If your financing arrangement falls outside the low risk category (meaning that it falls into the Blue, Yellow, Amber or Red Zones and not the Green Zone) you can expect that the Commissioner will monitor, test and/or verify the taxation outcomes of your arrangement. The higher the risk rating, the more likely your arrangement will be reviewed.

In addition, the higher the risk zone that you fall within, the greater the expectation by the ATO that you will have high quality documentation in place to evidence the arm's length nature of your arrangements.
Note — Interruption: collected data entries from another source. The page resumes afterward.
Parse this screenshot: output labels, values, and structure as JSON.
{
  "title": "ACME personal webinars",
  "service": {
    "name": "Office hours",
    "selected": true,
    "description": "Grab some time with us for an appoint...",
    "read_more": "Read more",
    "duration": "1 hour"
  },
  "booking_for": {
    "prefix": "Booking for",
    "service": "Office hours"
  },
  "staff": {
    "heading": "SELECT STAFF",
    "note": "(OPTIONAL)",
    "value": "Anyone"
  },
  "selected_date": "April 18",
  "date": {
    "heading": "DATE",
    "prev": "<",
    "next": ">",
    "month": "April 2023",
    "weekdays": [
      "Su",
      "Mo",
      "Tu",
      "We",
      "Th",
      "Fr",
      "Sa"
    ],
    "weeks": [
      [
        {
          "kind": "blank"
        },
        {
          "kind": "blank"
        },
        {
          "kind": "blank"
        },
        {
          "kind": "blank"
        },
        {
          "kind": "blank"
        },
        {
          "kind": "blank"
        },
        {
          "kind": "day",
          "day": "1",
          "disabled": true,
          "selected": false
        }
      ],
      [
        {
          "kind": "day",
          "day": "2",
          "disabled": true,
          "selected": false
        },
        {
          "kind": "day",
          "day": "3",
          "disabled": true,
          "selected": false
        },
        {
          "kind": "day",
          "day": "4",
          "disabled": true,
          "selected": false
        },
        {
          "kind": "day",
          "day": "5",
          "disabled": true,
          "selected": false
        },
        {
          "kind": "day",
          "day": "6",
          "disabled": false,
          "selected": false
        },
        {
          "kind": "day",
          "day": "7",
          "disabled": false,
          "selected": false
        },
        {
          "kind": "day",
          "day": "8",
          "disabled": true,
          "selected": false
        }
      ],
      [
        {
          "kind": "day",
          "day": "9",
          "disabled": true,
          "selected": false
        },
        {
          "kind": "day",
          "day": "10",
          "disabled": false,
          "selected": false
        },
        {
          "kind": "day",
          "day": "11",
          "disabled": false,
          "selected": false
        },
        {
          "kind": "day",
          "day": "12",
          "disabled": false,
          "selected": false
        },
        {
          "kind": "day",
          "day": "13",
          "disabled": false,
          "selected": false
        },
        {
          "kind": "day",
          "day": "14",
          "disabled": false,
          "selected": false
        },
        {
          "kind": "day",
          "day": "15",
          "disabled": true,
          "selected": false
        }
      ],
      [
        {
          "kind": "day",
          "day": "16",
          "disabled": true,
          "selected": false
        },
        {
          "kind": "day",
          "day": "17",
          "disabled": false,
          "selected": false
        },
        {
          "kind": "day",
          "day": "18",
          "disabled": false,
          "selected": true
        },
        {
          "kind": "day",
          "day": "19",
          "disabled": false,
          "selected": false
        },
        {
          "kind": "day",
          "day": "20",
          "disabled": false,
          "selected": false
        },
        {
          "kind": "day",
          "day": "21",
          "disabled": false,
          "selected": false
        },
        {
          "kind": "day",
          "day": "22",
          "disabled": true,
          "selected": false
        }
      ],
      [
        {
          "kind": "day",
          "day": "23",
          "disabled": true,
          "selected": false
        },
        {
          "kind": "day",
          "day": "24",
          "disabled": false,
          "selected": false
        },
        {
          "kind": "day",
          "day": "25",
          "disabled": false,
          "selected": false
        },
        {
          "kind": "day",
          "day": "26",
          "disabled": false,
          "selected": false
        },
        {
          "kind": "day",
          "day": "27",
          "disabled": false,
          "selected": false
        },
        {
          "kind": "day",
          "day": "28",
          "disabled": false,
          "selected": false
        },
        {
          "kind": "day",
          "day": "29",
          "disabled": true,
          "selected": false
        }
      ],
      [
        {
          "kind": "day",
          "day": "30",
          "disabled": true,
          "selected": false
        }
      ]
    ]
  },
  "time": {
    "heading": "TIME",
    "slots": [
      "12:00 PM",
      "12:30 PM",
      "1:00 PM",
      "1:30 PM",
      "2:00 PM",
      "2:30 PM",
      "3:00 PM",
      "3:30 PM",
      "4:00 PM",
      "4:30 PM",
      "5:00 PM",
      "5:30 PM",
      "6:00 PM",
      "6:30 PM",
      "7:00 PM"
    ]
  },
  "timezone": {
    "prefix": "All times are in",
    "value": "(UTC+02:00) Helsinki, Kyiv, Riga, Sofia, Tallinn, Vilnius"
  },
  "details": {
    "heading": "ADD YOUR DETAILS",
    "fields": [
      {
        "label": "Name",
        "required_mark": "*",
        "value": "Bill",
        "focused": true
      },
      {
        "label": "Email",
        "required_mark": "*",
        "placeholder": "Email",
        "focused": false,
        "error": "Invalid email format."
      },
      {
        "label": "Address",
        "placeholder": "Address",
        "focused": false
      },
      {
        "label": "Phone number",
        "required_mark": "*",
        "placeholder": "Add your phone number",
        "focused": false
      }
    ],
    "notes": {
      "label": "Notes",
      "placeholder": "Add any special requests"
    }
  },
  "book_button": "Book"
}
The message is clear that the ATO is, quite sensibly, intending to focus and concentrate its compliance efforts and resources on international related party dealings that pose the highest risk of not complying with the transfer pricing rules or other relevant provisions.

However the message is also clear that, in all cases, it will be essential to have contemporaneous contractual documentation in place to support the outcomes of your self-assessed transfer pricing risk profile by showing that you have taken the ATO's issued guidance into account. Doing this will significantly lessen the chance of any underpayment determination and/or the chance of any penalties being applied by the ATO if (or when) your cross-border debt financing arrangements are subsequently audited.

The content of this article is intended to provide a general guide to the subject matter. Specialist advice should be sought about your specific circumstances.